Le rockisme, c’est une façon de voir les chose particulièrement développée chez les boomers, qui peut s’appliquer à tous les sujets. C’est l’histoire de l’underground contre l’establishment. Les jeunes rebelles contre les géants croulants, c’est une histoire sans doute plus vielle que le rock. Au moins aussi vieille que la première fois qu’on a parlé d’avant garde en dehors d’un champ de bataille.

C’est une façon de voir les choses assez séduisante, qui souvent est même assez efficace. Dans le rock, l’histoire a même développé des variantes pour faire face aux cas les plus classiques : l’outsider qui devient star peut-être corrompu par le succès, auquel cas une nouvelle génération d’outsiders viendra prendre sa place, et il deviendra le has been. Le has been peut cependant revenir en grâce auprès des rockistes s’il fait pénitence à travers un album modeste genre « retour à mes racines ». C’est pas dur, Johnny Halliday l’a fait à peu près 50 fois.

johnny et nicolas

Les jeunes n’en n’ont plus rien à foutre du rock, heureusement.

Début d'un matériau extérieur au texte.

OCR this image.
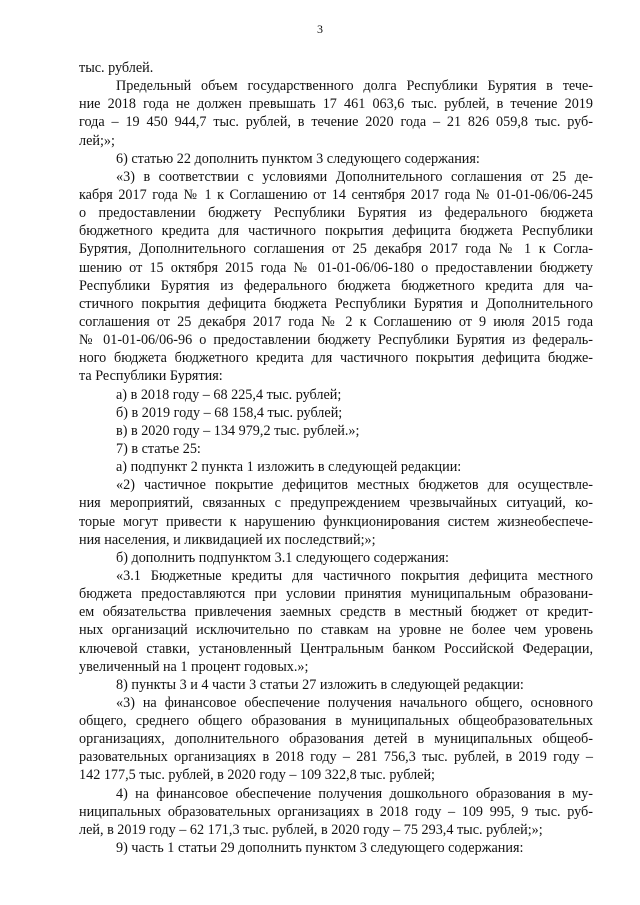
3
тыс. рублей.
Предельный объем государственного долга Республики Бурятия в тече-
ние 2018 года не должен превышать 17 461 063,6 тыс. рублей, в течение 2019
года – 19 450 944,7 тыс. рублей, в течение 2020 года – 21 826 059,8 тыс. руб-
лей;»;
6) статью 22 дополнить пунктом 3 следующего содержания:
«3) в соответствии с условиями Дополнительного соглашения от 25 де-
кабря 2017 года № 1 к Соглашению от 14 сентября 2017 года № 01-01-06/06-245
о предоставлении бюджету Республики Бурятия из федерального бюджета
бюджетного кредита для частичного покрытия дефицита бюджета Республики
Бурятия, Дополнительного соглашения от 25 декабря 2017 года № 1 к Согла-
шению от 15 октября 2015 года № 01-01-06/06-180 о предоставлении бюджету
Республики Бурятия из федерального бюджета бюджетного кредита для ча-
стичного покрытия дефицита бюджета Республики Бурятия и Дополнительного
соглашения от 25 декабря 2017 года № 2 к Соглашению от 9 июля 2015 года
№ 01-01-06/06-96 о предоставлении бюджету Республики Бурятия из федераль-
ного бюджета бюджетного кредита для частичного покрытия дефицита бюдже-
та Республики Бурятия:
а) в 2018 году – 68 225,4 тыс. рублей;
б) в 2019 году – 68 158,4 тыс. рублей;
в) в 2020 году – 134 979,2 тыс. рублей.»;
7) в статье 25:
а) подпункт 2 пункта 1 изложить в следующей редакции:
«2) частичное покрытие дефицитов местных бюджетов для осуществле-
ния мероприятий, связанных с предупреждением чрезвычайных ситуаций, ко-
торые могут привести к нарушению функционирования систем жизнеобеспече-
ния населения, и ликвидацией их последствий;»;
б) дополнить подпунктом 3.1 следующего содержания:
«3.1 Бюджетные кредиты для частичного покрытия дефицита местного
бюджета предоставляются при условии принятия муниципальным образовани-
ем обязательства привлечения заемных средств в местный бюджет от кредит-
ных организаций исключительно по ставкам на уровне не более чем уровень
ключевой ставки, установленный Центральным банком Российской Федерации,
увеличенный на 1 процент годовых.»;
8) пункты 3 и 4 части 3 статьи 27 изложить в следующей редакции:
«3) на финансовое обеспечение получения начального общего, основного
общего, среднего общего образования в муниципальных общеобразовательных
организациях, дополнительного образования детей в муниципальных общеоб-
разовательных организациях в 2018 году – 281 756,3 тыс. рублей, в 2019 году –
142 177,5 тыс. рублей, в 2020 году – 109 322,8 тыс. рублей;
4) на финансовое обеспечение получения дошкольного образования в му-
ниципальных образовательных организациях в 2018 году – 109 995, 9 тыс. руб-
лей, в 2019 году – 62 171,3 тыс. рублей, в 2020 году – 75 293,4 тыс. рублей;»;
9) часть 1 статьи 29 дополнить пунктом 3 следующего содержания:
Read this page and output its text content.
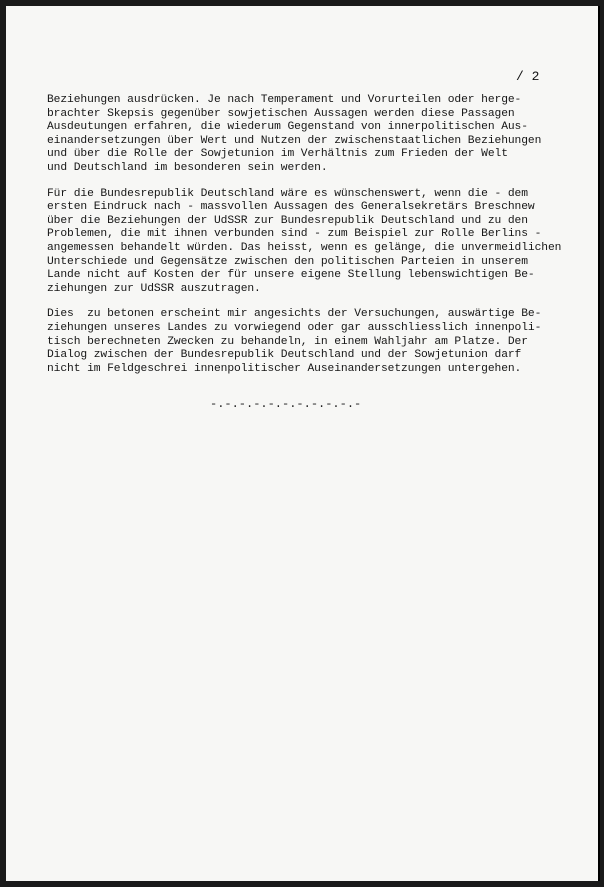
/ 2
Beziehungen ausdrücken. Je nach Temperament und Vorurteilen oder herge-
brachter Skepsis gegenüber sowjetischen Aussagen werden diese Passagen
Ausdeutungen erfahren, die wiederum Gegenstand von innerpolitischen Aus-
einandersetzungen über Wert und Nutzen der zwischenstaatlichen Beziehungen
und über die Rolle der Sowjetunion im Verhältnis zum Frieden der Welt
und Deutschland im besonderen sein werden.
Für die Bundesrepublik Deutschland wäre es wünschenswert, wenn die - dem
ersten Eindruck nach - massvollen Aussagen des Generalsekretärs Breschnew
über die Beziehungen der UdSSR zur Bundesrepublik Deutschland und zu den
Problemen, die mit ihnen verbunden sind - zum Beispiel zur Rolle Berlins -
angemessen behandelt würden. Das heisst, wenn es gelänge, die unvermeidlichen
Unterschiede und Gegensätze zwischen den politischen Parteien in unserem
Lande nicht auf Kosten der für unsere eigene Stellung lebenswichtigen Be-
ziehungen zur UdSSR auszutragen.
Dies  zu betonen erscheint mir angesichts der Versuchungen, auswärtige Be-
ziehungen unseres Landes zu vorwiegend oder gar ausschliesslich innenpoli-
tisch berechneten Zwecken zu behandeln, in einem Wahljahr am Platze. Der
Dialog zwischen der Bundesrepublik Deutschland und der Sowjetunion darf
nicht im Feldgeschrei innenpolitischer Auseinandersetzungen untergehen.
-.-.-.-.-.-.-.-.-.-.-
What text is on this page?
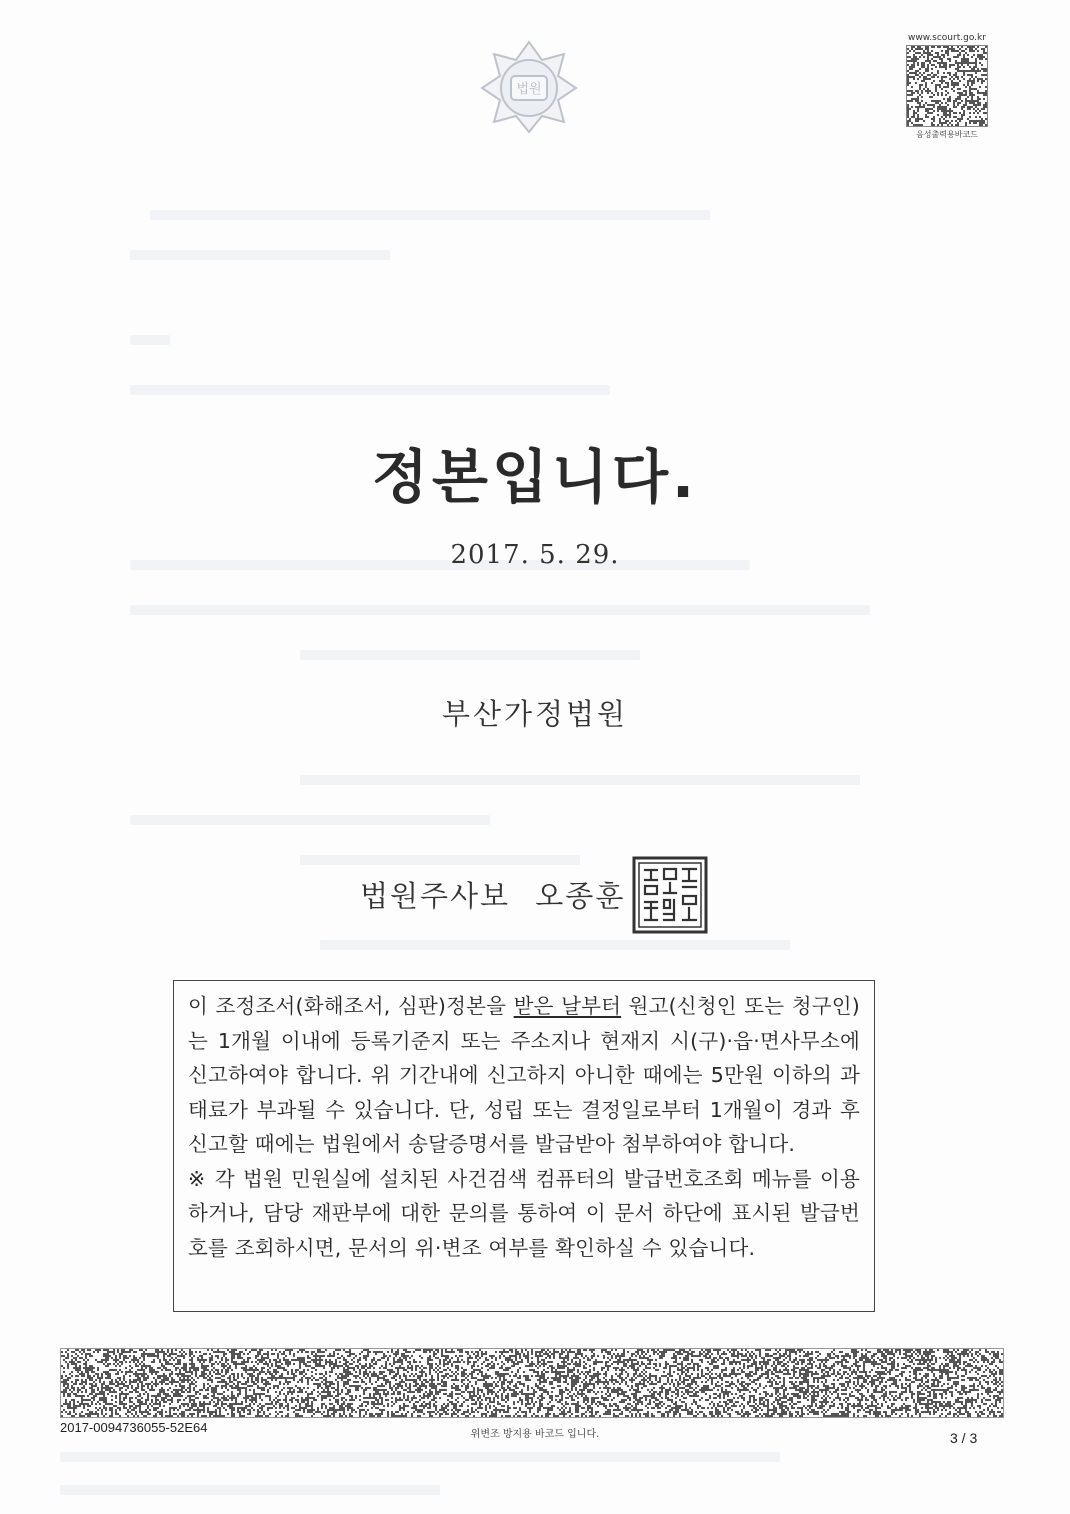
법원
www.scourt.go.kr
음성출력용바코드
정본입니다.
2017. 5. 29.
부산가정법원
법원주사보 오종훈

이 조정조서(화해조서, 심판)정본을 받은 날부터 원고(신청인 또는 청구인)는 1개월 이내에 등록기준지 또는 주소지나 현재지 시(구)·읍·면사무소에 신고하여야 합니다. 위 기간내에 신고하지 아니한 때에는 5만원 이하의 과태료가 부과될 수 있습니다. 단, 성립 또는 결정일로부터 1개월이 경과 후 신고할 때에는 법원에서 송달증명서를 발급받아 첨부하여야 합니다.

※ 각 법원 민원실에 설치된 사건검색 컴퓨터의 발급번호조회 메뉴를 이용하거나, 담당 재판부에 대한 문의를 통하여 이 문서 하단에 표시된 발급번호를 조회하시면, 문서의 위·변조 여부를 확인하실 수 있습니다.

2017-0094736055-52E64	위변조 방지용 바코드 입니다.	3 / 3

Les rock stars d’aujourd’hui, pour certains, ce sont les milliardaires du web (cf les films Iron Man où Tony Stark ressemble à un super Steve Jobs). Les choses changent mais le schéma reste le même : si Microsoft c’est le Rat Pack, que plus personne ne trouve cool à part les croulants, tu en déduis qu’Apple c’est Chuck Berry ou Bob Dylan et Google devient les Rolling Stones. Firefox c’est Pink Floyd, peut-être. Facebook serait David Bowie, aussi admiré que détesté. Selon ce mode de pensée, pour certains blogueurs tous ces types sont devenus des monstres à abattre, et il faut aider les jeunes punks (Twitter ? Diasporah ?) à le faire.

Ca peut paraitre horriblement déprimant d’observer cette ferveur, cet investissement émotionnel de jeunes dans ce qui reste avant tout des entreprises capitalistes vouées à leur soutirer le maximum d’argent. C’est parce que ça l’est. Mais c’est aussi tout à fait adapté : le rockisme n’est jamais qu’une version de l’idéal capitaliste et darwinien.

C’est toujours mieux que l’idéal fachiste, me direz vous, mais le rockisme a ses limites. Qu’est-ce qu’on fait des Rolling Stones quand ils ont 70 ans ? Qu’est-ce qu’on fait quand on est devenu soi même l’establishment ? On se laisse bouffer ou bien on abandonne ses principes ? Pour ne pas avoir à répondre à ces questions, beaucoup des groupies de Steve Jobs et des Stones parviennent à se persuader contre toute évidence que l’establishment, ce n’est pas eux.

Steve Jobs mozzarella head

Et puis qu’est-ce qu’on fait de ces musiques qui n’ont jamais intégré les valeurs du rockisme, à commencer par toute la musique noire américaine ? Si tu pense comme un marteau, tous les problèmes finissent par ressembler à des clous, et si tu pense comme un rockiste, ils ressemblent à un establishment.

On est en 2010 et toutes les utopies ne sont pas mortes : certains croient encore qu’il y a des rocks stars du business, des rock stars de Twitter, des rock stars du jeu vidéo, des rock stars de la télévision, des rock stars du LOL et des rock stars du whuffie.

Il doit bien y avoir une façon plus efficace de considérer tout ça. Il va falloir se raconter une nouvelle histoire pour le XXIème siècle, qui prend en compte le fait que les rock stars sont souvent là pour nous entuber, que les undergrounds ne valent pas toujours mieux que les establishment, que le tiers monde n’en n’a rien à foutre et qu’il va faire plus que nous ringardiser et que face au réchauffement de la planète il y a mieux à faire que d’investir dans les tongs.

Enfin bon, pour répondre à la question du titre : Apple fait du prog-rock, et vous avez l’air d’un gros beauf avec votre iPhone.

2 commentaires leave one →
  1. septembre 3, 2010 10:59

    M’en foût, je me suis pris un Google Nexus One… à la Joy Division, quoi…

    • 2goldfish permalink
      septembre 3, 2010 11:00

      Yep, moi aussi. Mais je l’imaginais plus comme un Devo, en fait.